As I get older, I find myself more compelled to learn with purpose, really memorize facts instead of just glossing over bits of information. It pains me that I have done so much in my life already, have walked through french museums and have witnessed the “Changing Of The Guards,” and still have trouble articulating why they do so or recalling how the Mona Lisa took her place in Le Louvre. If I thought I’d learn by osmosis, the notion certainly failed me. I therefore have been writing down useful, fun tidbits lately, making flashcards like I used to in grade school, to ensure that there is more than brain goo between my two ears.

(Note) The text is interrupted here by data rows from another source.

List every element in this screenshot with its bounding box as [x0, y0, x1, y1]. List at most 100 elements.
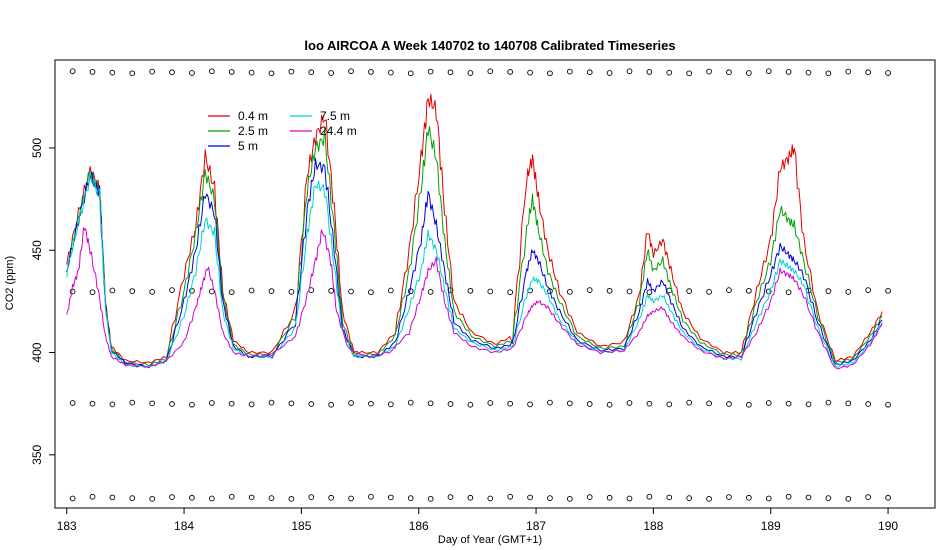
- y-axis: 350 400 450 500: [30, 138, 55, 465]
- series-line: [66, 170, 883, 369]
- data-point: [765, 288, 772, 295]
- legend-label: 0.4 m: [238, 109, 268, 123]
- data-point: [507, 69, 514, 75]
- legend-entry: 7.5 m: [290, 109, 350, 123]
- data-point: [865, 494, 872, 500]
- data-point: [686, 288, 693, 295]
- data-point: [288, 289, 295, 295]
- plot-area: [66, 68, 891, 502]
- data-point: [745, 70, 752, 76]
- data-point: [328, 401, 335, 408]
- x-tick-label: 183: [57, 519, 77, 533]
- legend-label: 7.5 m: [320, 109, 350, 123]
- data-point: [308, 494, 315, 500]
- data-point: [89, 493, 96, 500]
- data-point: [785, 493, 792, 500]
- data-point: [89, 289, 96, 296]
- data-point: [646, 69, 653, 75]
- data-point: [785, 289, 792, 296]
- data-point: [726, 494, 732, 500]
- data-point: [169, 401, 175, 407]
- data-point: [69, 495, 76, 502]
- data-point: [547, 495, 553, 501]
- data-point: [407, 399, 414, 406]
- data-point: [268, 495, 275, 501]
- x-tick-label: 190: [878, 519, 898, 533]
- y-tick-label: 500: [30, 138, 44, 158]
- data-point: [109, 287, 116, 294]
- x-tick-label: 185: [291, 519, 311, 533]
- data-point: [885, 494, 891, 501]
- legend-entry: 24.4 m: [290, 124, 357, 138]
- data-point: [765, 68, 772, 75]
- data-point: [427, 289, 434, 295]
- data-point: [69, 400, 76, 406]
- data-point: [248, 287, 255, 294]
- data-point: [606, 494, 613, 501]
- series-layer: [66, 93, 883, 370]
- data-point: [487, 68, 494, 75]
- data-point: [686, 399, 693, 406]
- data-point: [69, 288, 76, 295]
- data-point: [368, 493, 374, 500]
- x-tick-label: 186: [409, 519, 429, 533]
- data-point: [606, 287, 613, 294]
- data-point: [268, 70, 275, 77]
- data-point: [825, 70, 832, 77]
- data-point: [467, 401, 474, 408]
- data-point: [765, 400, 772, 406]
- data-point: [268, 288, 275, 295]
- data-point: [228, 493, 235, 500]
- data-point: [487, 288, 494, 295]
- data-point: [368, 69, 374, 75]
- data-point: [726, 287, 732, 293]
- data-point: [169, 494, 175, 500]
- data-point: [487, 495, 494, 502]
- marker-layer: [69, 68, 891, 502]
- data-point: [189, 70, 195, 76]
- data-point: [845, 68, 852, 75]
- y-tick-label: 450: [30, 240, 44, 260]
- data-point: [288, 68, 295, 75]
- data-point: [885, 401, 891, 408]
- data-point: [745, 401, 752, 408]
- data-point: [626, 288, 633, 295]
- data-point: [109, 494, 116, 501]
- x-tick-label: 187: [526, 519, 546, 533]
- data-point: [268, 399, 275, 406]
- data-point: [248, 494, 255, 501]
- data-point: [129, 495, 136, 501]
- data-point: [348, 495, 354, 502]
- data-point: [646, 493, 653, 500]
- data-point: [825, 495, 832, 501]
- y-tick-label: 350: [30, 444, 44, 464]
- data-point: [169, 69, 175, 76]
- data-point: [566, 289, 573, 295]
- data-point: [387, 287, 394, 294]
- data-point: [566, 68, 573, 75]
- data-point: [308, 69, 315, 76]
- data-point: [228, 289, 235, 296]
- data-point: [467, 494, 474, 501]
- data-point: [845, 400, 852, 407]
- data-point: [208, 400, 215, 406]
- data-point: [606, 401, 613, 408]
- data-point: [885, 287, 891, 294]
- data-point: [467, 287, 474, 294]
- data-point: [328, 70, 335, 76]
- data-point: [646, 289, 653, 296]
- data-point: [586, 69, 593, 76]
- data-point: [586, 494, 593, 500]
- data-point: [328, 494, 335, 501]
- data-point: [825, 399, 832, 406]
- data-point: [348, 400, 354, 406]
- data-point: [189, 287, 195, 294]
- data-point: [427, 68, 434, 75]
- x-axis-title: Day of Year (GMT+1): [438, 534, 542, 546]
- data-point: [407, 495, 414, 501]
- data-point: [706, 495, 712, 502]
- x-axis: 183 184 185 186 187 188 189 190: [57, 508, 898, 533]
- legend-label: 24.4 m: [320, 124, 357, 138]
- data-point: [189, 401, 195, 408]
- series-line: [66, 158, 883, 368]
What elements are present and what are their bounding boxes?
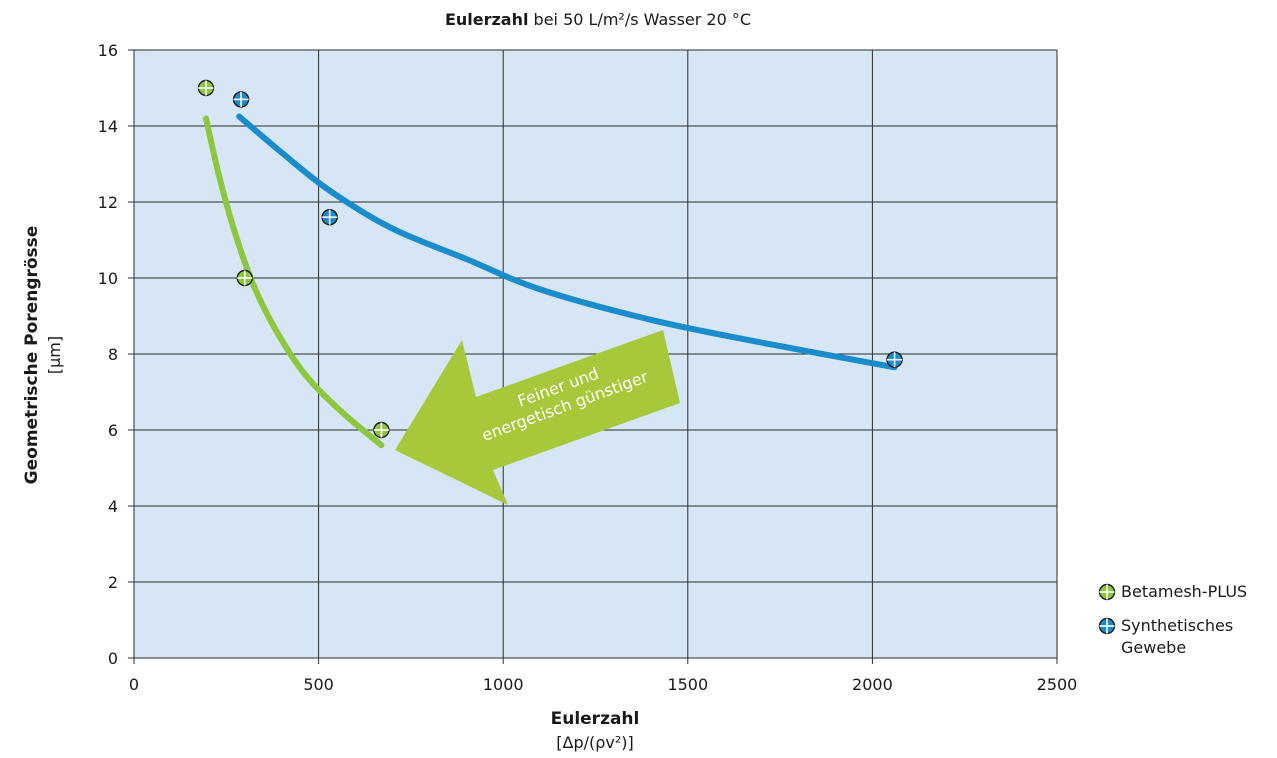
x-axis-unit: [Δp/(ρv²)] [556,733,634,752]
chart-title-rest: bei 50 L/m²/s Wasser 20 °C [528,10,751,29]
fit-curve-0 [202,115,385,449]
y-tick-label: 4 [108,497,118,516]
legend-item-synthetisch: Synthetisches Gewebe [1098,616,1233,657]
legend-marker-betamesh [1098,583,1116,601]
axes: 0 500 1000 1500 2000 2500 0 2 4 6 8 10 12 14 16 [98,41,1078,694]
x-tick-label: 1000 [483,675,524,694]
y-axis-unit: [µm] [45,336,64,374]
x-tick-label: 2500 [1037,675,1078,694]
x-tick-label: 0 [129,675,139,694]
y-tick-label: 8 [108,345,118,364]
y-tick-label: 14 [98,117,118,136]
x-tick-label: 1500 [667,675,708,694]
y-tick-label: 2 [108,573,118,592]
x-tick-label: 2000 [852,675,893,694]
data-point-series-0 [197,79,215,97]
legend-label-synthetisch-line2: Gewebe [1121,638,1186,657]
fit-curves [202,113,898,449]
legend-marker-synthetisch [1098,617,1116,635]
data-points [197,79,903,439]
data-point-series-1 [321,208,338,226]
annotation-arrow-shape [395,330,680,505]
y-axis-title: Geometrische Porengrösse [22,226,42,485]
chart-title-bold: Eulerzahl [445,10,529,29]
legend-label-betamesh: Betamesh-PLUS [1121,582,1247,601]
y-tick-label: 12 [98,193,118,212]
data-point-series-1 [886,351,903,368]
y-tick-label: 10 [98,269,118,288]
fit-curve-1 [236,113,898,371]
x-axis-title: Eulerzahl [551,709,640,729]
y-tick-label: 16 [98,41,118,60]
legend-marker-synthetisch-symbol [1098,617,1116,635]
chart-title: Eulerzahl bei 50 L/m²/s Wasser 20 °C [445,10,751,29]
y-tick-label: 0 [108,649,118,668]
data-point-series-1 [232,91,250,108]
legend: Betamesh-PLUS Synthetisches Gewebe [1098,582,1247,657]
data-point-series-0 [236,269,253,287]
legend-item-betamesh: Betamesh-PLUS [1098,582,1247,601]
legend-label-synthetisch-line1: Synthetisches [1121,616,1233,635]
x-tick-label: 500 [303,675,334,694]
y-tick-label: 6 [108,421,118,440]
legend-marker-betamesh-symbol [1098,583,1116,601]
data-point-series-0 [373,421,390,439]
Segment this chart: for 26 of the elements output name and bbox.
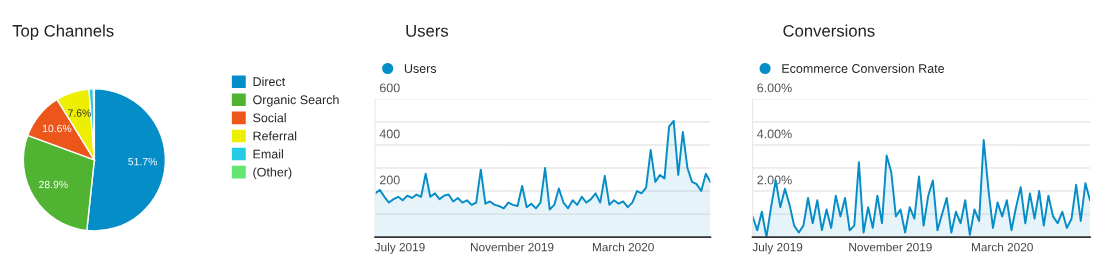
y-tick-label: 2.00% <box>757 175 792 185</box>
chart-title: Users <box>406 25 449 37</box>
legend-label: Users <box>404 64 437 73</box>
y-tick-label: 600 <box>379 83 400 93</box>
y-tick-label: 6.00% <box>757 83 792 93</box>
y-tick-label: 200 <box>379 175 400 185</box>
legend-label: (Other) <box>253 167 292 180</box>
x-tick-label: March 2020 <box>971 242 1033 252</box>
legend-label: Referral <box>253 131 297 141</box>
x-tick-label: July 2019 <box>374 242 425 254</box>
y-tick-label: 4.00% <box>757 129 792 139</box>
x-tick-label: July 2019 <box>752 242 803 254</box>
legend-label: Organic Search <box>253 95 339 107</box>
chart-title: Conversions <box>783 24 875 37</box>
x-tick-label: March 2020 <box>592 242 654 252</box>
y-tick-label: 400 <box>379 129 400 139</box>
data-label: 10.6% <box>42 124 72 133</box>
legend-label: Social <box>253 113 286 123</box>
data-label: 28.9% <box>39 180 68 189</box>
legend-label: Email <box>253 149 283 159</box>
legend-label: Direct <box>253 76 286 87</box>
legend-label: Ecommerce Conversion Rate <box>782 63 945 73</box>
data-label: 51.7% <box>128 157 157 166</box>
x-tick-label: November 2019 <box>471 242 554 252</box>
x-tick-label: November 2019 <box>849 242 932 252</box>
chart-title: Top Channels <box>12 24 114 41</box>
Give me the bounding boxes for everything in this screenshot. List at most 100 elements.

I learned that the First Battle of Bull Run was named by the Union forces and was fought on July 21, 1861. The Confederate army called the fight, the Battle of First Manassas; It was the first battle of the Civil War and was quite sloppy, as both parties were ill-prepared. It was so interesting to walk the attack and retreat paths of both armies, sit on the rebuilt porch of the Judith Henry’s House, learn that she was the first civilian killed in battle. I touched cannons from both forces and climbed a tree beside the grave of General Francis Stebbings Bartow, the first Confederate Officer to fall. I took a photo next to the stately monument of Stonewall Jackson and happily snapped dozens of other pictures from behind the camera: The rural landscape was a true feast for my creative senses.

Once again, whether you are looking to teach your children about early US history, brush up on Virginia facts, whether you are looking to picnic in different surroundings or take a walk with furry loved ones on sacred soil, whether you crave cool photo opps, behind or in front of the camera, this park is definitely worth the drive, near or far.